Sprawa milionowych pożyczek dla Janusza Palikota od anonimowych spółek z rajów podatkowych nabiera tempa. Premier Donald Tusk dał lubelskiemu posłowi kilkanaście godzin na wyjaśnienie tej kwestii.
Poseł PO wszystkiemu zaprzeczył i powiedział, że tekst to "element ataku politycznego, mającego na celu podważenie pozycji w partii oraz wiarygodności Platformy Obywatelskiej w czasie kampanii wyborczej".
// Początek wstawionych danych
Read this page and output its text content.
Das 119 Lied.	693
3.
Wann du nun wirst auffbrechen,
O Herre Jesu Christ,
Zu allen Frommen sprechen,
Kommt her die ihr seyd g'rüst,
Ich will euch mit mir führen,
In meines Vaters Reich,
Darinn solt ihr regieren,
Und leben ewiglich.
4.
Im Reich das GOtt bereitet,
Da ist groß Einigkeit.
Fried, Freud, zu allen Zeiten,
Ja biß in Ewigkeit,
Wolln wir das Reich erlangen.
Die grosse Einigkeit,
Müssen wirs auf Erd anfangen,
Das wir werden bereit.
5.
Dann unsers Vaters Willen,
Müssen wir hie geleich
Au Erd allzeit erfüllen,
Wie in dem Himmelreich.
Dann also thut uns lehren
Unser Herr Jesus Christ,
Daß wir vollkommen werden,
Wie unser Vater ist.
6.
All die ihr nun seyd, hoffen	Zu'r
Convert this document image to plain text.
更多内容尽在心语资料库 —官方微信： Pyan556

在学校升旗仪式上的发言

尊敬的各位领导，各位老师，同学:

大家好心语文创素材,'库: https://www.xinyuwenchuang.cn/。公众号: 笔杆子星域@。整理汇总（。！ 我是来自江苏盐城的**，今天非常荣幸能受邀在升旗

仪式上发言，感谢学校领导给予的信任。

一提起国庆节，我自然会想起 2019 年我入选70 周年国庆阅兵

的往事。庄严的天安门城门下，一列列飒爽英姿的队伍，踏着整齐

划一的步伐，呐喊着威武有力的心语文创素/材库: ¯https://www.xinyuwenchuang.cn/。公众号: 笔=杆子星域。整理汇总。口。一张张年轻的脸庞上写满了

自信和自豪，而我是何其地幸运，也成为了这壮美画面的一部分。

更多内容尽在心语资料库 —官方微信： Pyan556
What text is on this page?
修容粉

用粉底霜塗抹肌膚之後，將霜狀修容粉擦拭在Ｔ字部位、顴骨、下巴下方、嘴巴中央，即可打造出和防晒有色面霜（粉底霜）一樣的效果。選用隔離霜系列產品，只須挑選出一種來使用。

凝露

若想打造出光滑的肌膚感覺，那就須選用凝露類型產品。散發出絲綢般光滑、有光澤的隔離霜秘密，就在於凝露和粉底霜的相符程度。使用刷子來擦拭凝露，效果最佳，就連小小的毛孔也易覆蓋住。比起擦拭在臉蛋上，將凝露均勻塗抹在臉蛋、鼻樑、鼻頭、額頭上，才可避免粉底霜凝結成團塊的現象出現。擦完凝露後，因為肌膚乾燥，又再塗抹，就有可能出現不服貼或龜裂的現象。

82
Lubelski poseł zapowiedział też skierowanie sprawy do prokuratury, przeciwko autorom tekstu i Romanowi Giertychowi, który według Palikota, "pomagał" dziennikarzom w pisaniu artykułu i mógł ujawnić materiały z prowadzonego w tej sprawie śledztwa. Giertych występuje w nim jako pełnomocnik byłej żony Palikota.
Poseł dodał też, że wystąpi Okręgowej Rady Adwokackiej w Warszawie o pozbawienie Giertycha prawa do wykonywania zawodu adwokata.
- Wówczas, kiedy pojawiają się podejrzenia o działania sprzeczne z prawem prokuratura wszczyna postępowanie. Nie ma świętych krów i nie będzie, przynajmniej póki my będziemy decydowali o tym, co się w tych sprawach dzieje - mówił Tusk.
Tusk powiedział, że rozmawiał już na ten temat z Palikotem. - Poseł ma kilkanaście godzin na wyjaśnienie tej kwestii - powiedział Tusk.
Publicyści "Dziennika" uważają, że Palikot wpadł po ich tekście w panikę. - Palikot jest po prostu spanikowany, wpadł w popłoch, strzela absolutnie na oślep i nie trafia w cel. Niech lepiej odpowie na pytanie, kto jest właścicielem firm, z których dostaje pożyczki - powiedział TVN24 Michał Majewski, jeden z autorów artykułu.